If tlie purpose of the corporation is to retain the accumulated profits, while la effect distributing them as a dividend, it would seem immaterial whether the stock was issued direct or the stockholder given the right to apply, the cash dividend declared in payment of the new stock, as the effect in the two cases would be precisely the same. In either case, the accumulated profits are legally retained for corporate purposes. In neither case has the stockholder received anything out of the company’s assets for his individual use. On the other hand, his original investment and its accumulations, still remain the property of the company and subject to the hazards of its business. In fact, he has not received that which may be properly designated income. .

Assuming the conclusions of the court to be a correct statement of the law, we do not think they are applicable to the facts before us. The resolution declaring the dividend by the Peerless Manufacturing Co. was passed prior to the date of the resolution authorizing the increase in the capital stock, and neither resolution contained an option to the stockholders with relation to the application of the dividend declared in the purchase of new stock. The result of the dividend resolution was to create the relation of debtor and creditor as between the corporation and its stockholders in the amount of the dividend declared. Appeal of A. H. Stange, 1 B. T. A. 810; and Appeal of Wm. H. Davidow Sons Co., Inc., 1 B. T. A. 1215. The agreement between the individual stockholders to purchase new stock with dividends when paid does not serve to change the character of the corporate action and make that a stock dividend which was intended to be a cash dividend.
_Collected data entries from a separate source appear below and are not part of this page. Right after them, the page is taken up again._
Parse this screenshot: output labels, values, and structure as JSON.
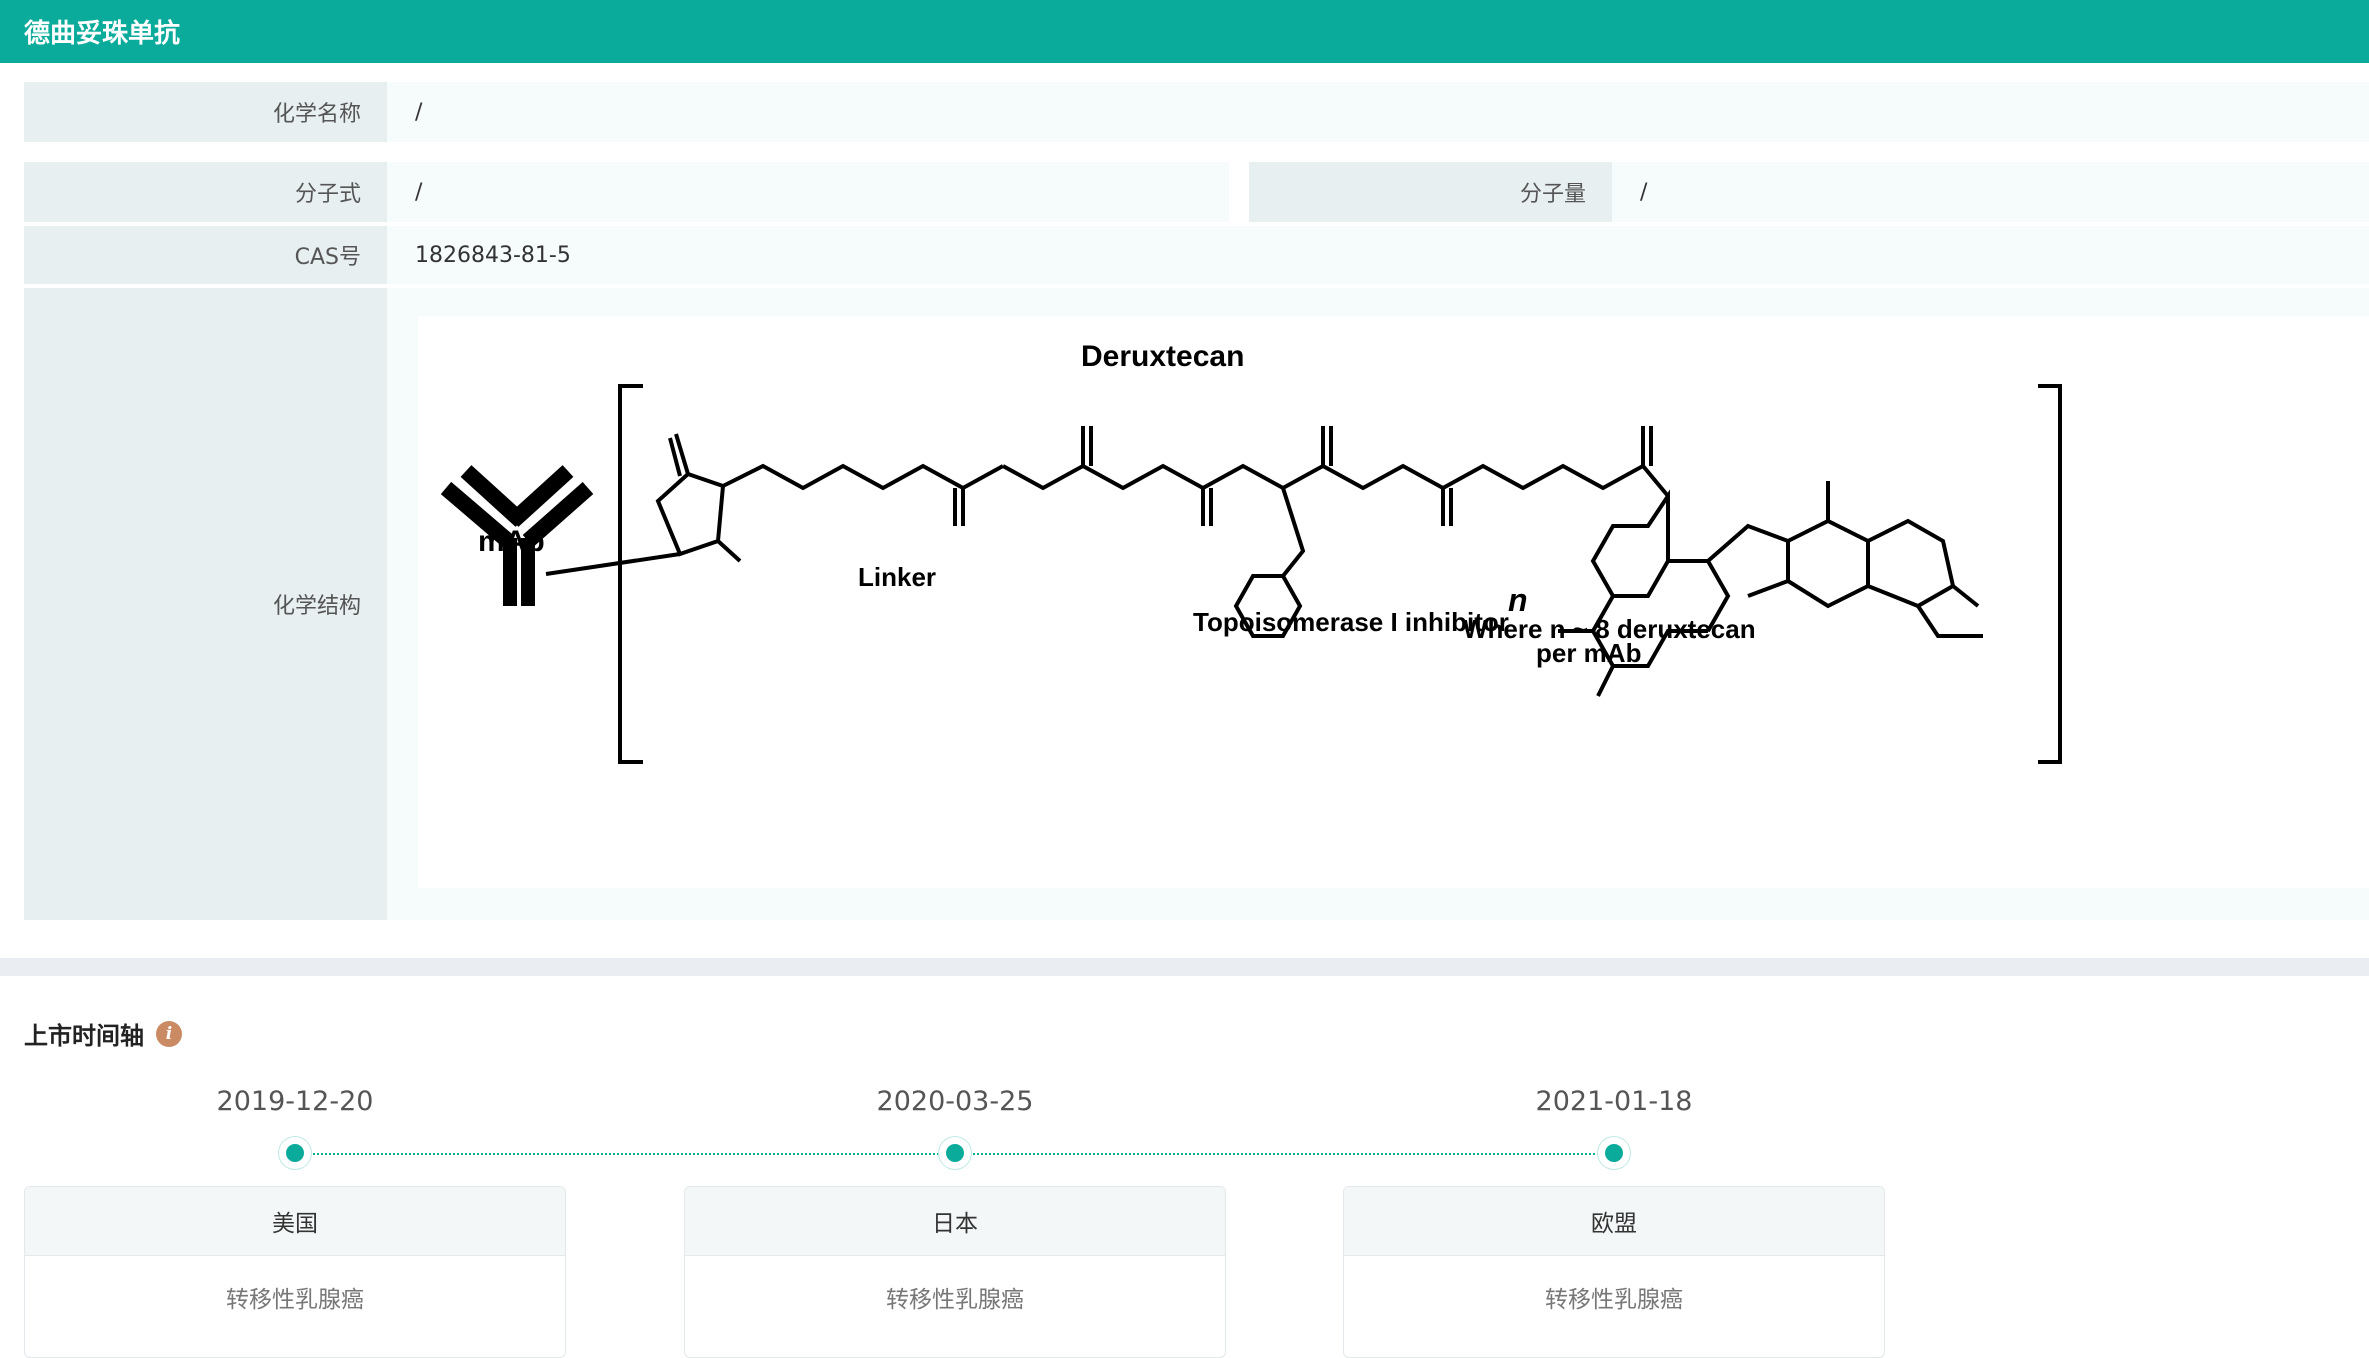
{
  "title": "德曲妥珠单抗",
  "info": {
    "chem_name_label": "化学名称",
    "chem_name_value": "/",
    "formula_label": "分子式",
    "formula_value": "/",
    "mw_label": "分子量",
    "mw_value": "/",
    "cas_label": "CAS号",
    "cas_value": "1826843-81-5",
    "structure_label": "化学结构"
  },
  "structure": {
    "title": "Deruxtecan",
    "mab": "mAb",
    "linker": "Linker",
    "inhibitor": "Topoisomerase I inhibitor",
    "n": "n",
    "note_line1": "Where n ~ 8 deruxtecan",
    "note_line2": "per mAb"
  },
  "timeline": {
    "heading": "上市时间轴",
    "info_icon": "info-icon",
    "items": [
      {
        "date": "2019-12-20",
        "country": "美国",
        "indication": "转移性乳腺癌"
      },
      {
        "date": "2020-03-25",
        "country": "日本",
        "indication": "转移性乳腺癌"
      },
      {
        "date": "2021-01-18",
        "country": "欧盟",
        "indication": "转移性乳腺癌"
      }
    ]
  },
  "colors": {
    "accent": "#0aab9b",
    "label_bg": "#e8eff1",
    "value_bg": "#f6fbfb"
  }
}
Upon the declaration of a dividend the right of the stockholders becomes fixed and the dividend becomes segregated from the stock and exists independently of it; the acquisition of new stock of the corporation with the dividend checks constitutes a purchase of the stock and the dividend was consequently realized as income at the time the checks were received. We do not regard the fact that the corporation had insufficient cash on hand to pay the dividend as of *153controlling importance. It had a surplus in excess of the dividend declared, and the indebtedness to its stockholders existed irrespective of that fact. The right to declare a dividend from surplus profits was exercised by the directors and it became their duty to provide ways and means to make payment thereof. If surplus profits have in fact been earned and are invested in property used in the business of the corporation, a dividend may properly be paid by borrowing money. 6 Fletcher Cyc. Corps., sec. 3665.

We are therefore of opinion that the dividend declared by the Peerless Manufacturing Co. on August 21,1920, was a cash dividend, and that the subsequent action of the stockholders in indorsing the dividend checks to the corporation in exchange for its stock did not constitute the dividend a stock dividend.